Generais não foram punidos em 1964, mas prisão os espera por golpe de 2023. Por Leonardo Sakamoto
Leonardo Sakamoto
O Brasil deve conseguir mandar para o xilindró alguns generais por conspirarem para manter Jair Bolsonaro no poder mesmo após ele perder a eleição de 2022. Dada a quantidade de material reunido pela Polícia Federal, os candidatos mais bem cotados nas casas de apostas, até o momento, são Braga Netto e Augusto Heleno. Poderia ser mais. Mas, no final, os dois devem ser os anéis a serem sacrificados por uma instituição que não aceita perder os dedos.
É um começo, apesar de não bastar. Principalmente para um país que passou por 21 anos de ditadura civil-militar e não viu membros da cúpula de suas Forças Armadas amargando uma cana pela morte e tortura de críticos ao regime. Ou por causa da corrupção que grassava bandida em negociatas verde-oliva. Ou ainda pela pilhagem do meio ambiente, a escravização na Amazônia e a porrada sobre sindicatos, políticas úteis aos sócios empresariais dos militares.
Pelo contrário: a Lei da Anistia, de 1979, passou uma borracha nos crimes cometidos por agentes do Estado em nome de uma pretensa pacificação – a mesma pacificação e a mesma anistia agora solicitadas por Bolsonaro para quem participou do golpismo do 8 de janeiro de 2023. O que, claro, abre a porta para ele próprio ser perdoado.

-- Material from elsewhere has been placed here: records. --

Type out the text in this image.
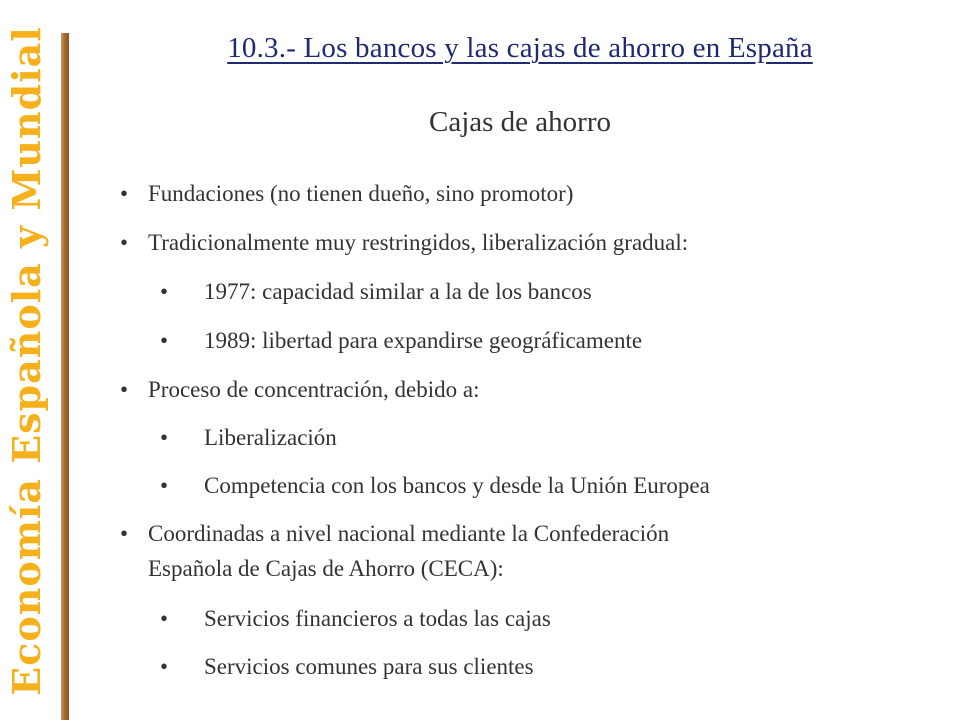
Economía Española y Mundial	10.3.- Los bancos y las cajas de ahorro en España
Cajas de ahorro
• Fundaciones (no tienen dueño, sino promotor)
• Tradicionalmente muy restringidos, liberalización gradual:
• 1977: capacidad similar a la de los bancos
• 1989: libertad para expandirse geográficamente
• Proceso de concentración, debido a:
• Liberalización
• Competencia con los bancos y desde la Unión Europea
• Coordinadas a nivel nacional mediante la Confederación
Española de Cajas de Ahorro (CECA):
• Servicios financieros a todas las cajas
• Servicios comunes para sus clientes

A falta de punição de militares de alta patente por causa do golpe de 1964 e devido a todas as sacanagens cometidas durante a ditadura ajudou a semear a tentativa de golpe ao final do mandato de Bolsonaro. O passado não resolvido sempre volta. Camuflado de pão com leite condensado, mas volta.
O golpe de 31 de março de 1964 que completa 60 anos neste domingo de Páscoa continua vivo nos militares que insistem em melar eleições, no discurso cínico de que as Forças Armadas são o poder moderador e na corrupção de fardas limpas com braço forte e mão leve. Mas também segue vivo na tortura de negros e pobres pelas mãos de policiais, herdeiros dos métodos e técnicas desenvolvidos na repressão.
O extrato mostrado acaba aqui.